We’d love to get it into as many festivals as possible, we haven’t premiered in the UK yet and in the meantime we are going to push forward and try to make our feature. If anything, making the short film has just made us more determined to tell the bigger story.
What has been the best advice you have been given?
Surround yourself with good people. I also try to take time after anything I have done to ask myself what I enjoyed about the process and why, who I enjoyed working with and what would I do differently and then make sure I remember that for the next time so you’re always improving, that’s the hope anyway! And take time to enjoy your successes and by that I mean, enjoy that you made a film not necessarily awards or anything like that.
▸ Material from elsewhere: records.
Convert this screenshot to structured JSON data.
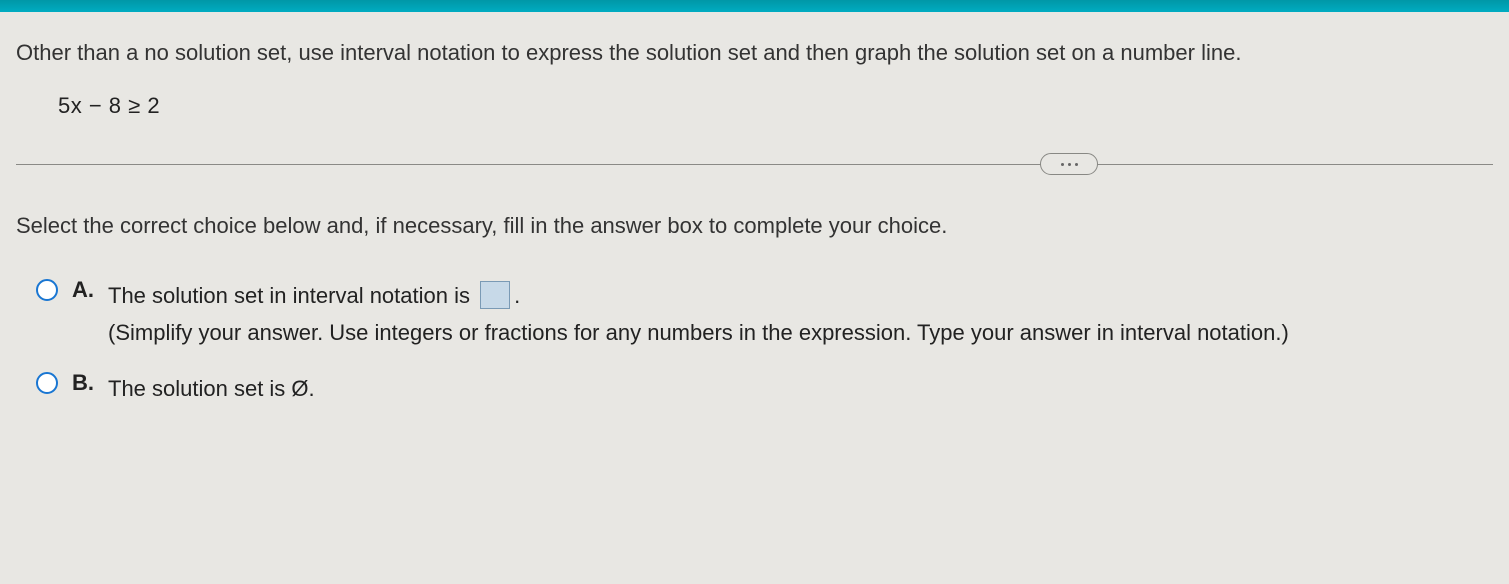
{
  "question": {
    "instruction": "Other than a no solution set, use interval notation to express the solution set and then graph the solution set on a number line.",
    "equation": "5x − 8 ≥ 2"
  },
  "select_instruction": "Select the correct choice below and, if necessary, fill in the answer box to complete your choice.",
  "options": {
    "a": {
      "label": "A.",
      "text_before": "The solution set in interval notation is ",
      "text_after": ".",
      "hint": "(Simplify your answer. Use integers or fractions for any numbers in the expression. Type your answer in interval notation.)"
    },
    "b": {
      "label": "B.",
      "text": "The solution set is Ø."
    }
  }
}
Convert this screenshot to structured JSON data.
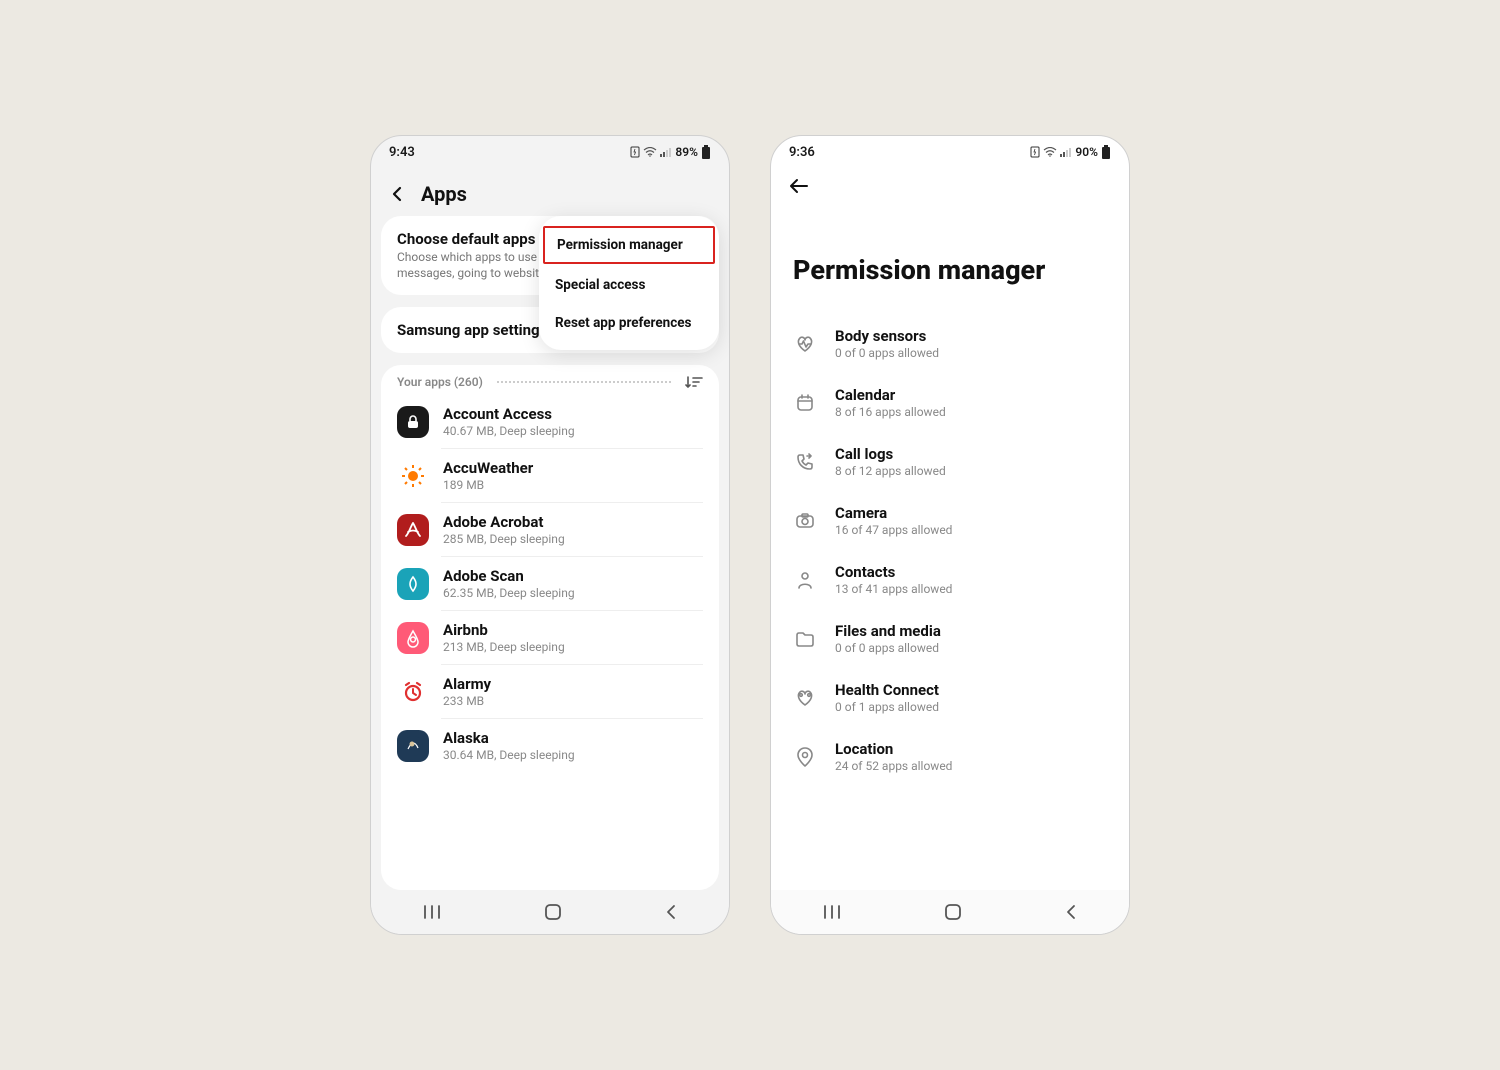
{
  "left": {
    "status": {
      "time": "9:43",
      "battery_text": "89%"
    },
    "header": {
      "title": "Apps"
    },
    "default_apps": {
      "title": "Choose default apps",
      "subtitle": "Choose which apps to use for making calls, sending messages, going to websites, and more."
    },
    "samsung_settings": {
      "title": "Samsung app settings"
    },
    "your_apps_label": "Your apps (260)",
    "dropdown": {
      "items": [
        "Permission manager",
        "Special access",
        "Reset app preferences"
      ]
    },
    "apps": [
      {
        "name": "Account Access",
        "sub": "40.67 MB, Deep sleeping",
        "bg": "#1a1a1a",
        "icon": "lock"
      },
      {
        "name": "AccuWeather",
        "sub": "189 MB",
        "bg": "#ffffff",
        "icon": "sun"
      },
      {
        "name": "Adobe Acrobat",
        "sub": "285 MB, Deep sleeping",
        "bg": "#b11d1d",
        "icon": "acrobat"
      },
      {
        "name": "Adobe Scan",
        "sub": "62.35 MB, Deep sleeping",
        "bg": "#1aa3b8",
        "icon": "scan"
      },
      {
        "name": "Airbnb",
        "sub": "213 MB, Deep sleeping",
        "bg": "#ff5a77",
        "icon": "airbnb"
      },
      {
        "name": "Alarmy",
        "sub": "233 MB",
        "bg": "#ffffff",
        "icon": "alarmy"
      },
      {
        "name": "Alaska",
        "sub": "30.64 MB, Deep sleeping",
        "bg": "#1f3a56",
        "icon": "alaska"
      }
    ]
  },
  "right": {
    "status": {
      "time": "9:36",
      "battery_text": "90%"
    },
    "title": "Permission manager",
    "permissions": [
      {
        "name": "Body sensors",
        "sub": "0 of 0 apps allowed",
        "icon": "heart"
      },
      {
        "name": "Calendar",
        "sub": "8 of 16 apps allowed",
        "icon": "calendar"
      },
      {
        "name": "Call logs",
        "sub": "8 of 12 apps allowed",
        "icon": "phone"
      },
      {
        "name": "Camera",
        "sub": "16 of 47 apps allowed",
        "icon": "camera"
      },
      {
        "name": "Contacts",
        "sub": "13 of 41 apps allowed",
        "icon": "contact"
      },
      {
        "name": "Files and media",
        "sub": "0 of 0 apps allowed",
        "icon": "folder"
      },
      {
        "name": "Health Connect",
        "sub": "0 of 1 apps allowed",
        "icon": "health"
      },
      {
        "name": "Location",
        "sub": "24 of 52 apps allowed",
        "icon": "location"
      }
    ]
  }
}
Don’t be stressing too much about what’s next, it’s not useful.
Now that you have your debut and follow up film in the bag do you have any advice you would offer anyone making their own debut film?
Surround yourself with good people! Get eyes on your script, get feedback and notes. Watch a lot of shorts, see what you’re interested in and ask yourself why. If you are just starting out, go see a lot of shorts from your home country and then you can contact the production company or writer/director and see if they would be interested in your idea/script. Research funding streams and see what has been funded and go for it. And when you are making your first film, enjoy it and don’t forget to say thank you because an awful lot of people end up helping you along the way, make sure they all end up in the credits!
And finally, what do you hope audience will take away from you work?
I wait for them to tell me! Once you release something out there you hope the audience will appreciate it, that they’ll get the story and the tone and everything you were aiming for but you can’t control it, they’ll let you know what they got from it and you have to respect that. Thankfully I have gotten mostly positive feedback for my work but also it’s not going to be everyone’s thing. That’s why there is such a huge variety of work out there and that’s a good thing. Also I am trying to push myself to direct different types of projects so someone might like one film and then not be into the next one. You have to just keep going. I hope that audiences who see our work think it’s an interesting story well told. Then they can tell me whether they liked it or not!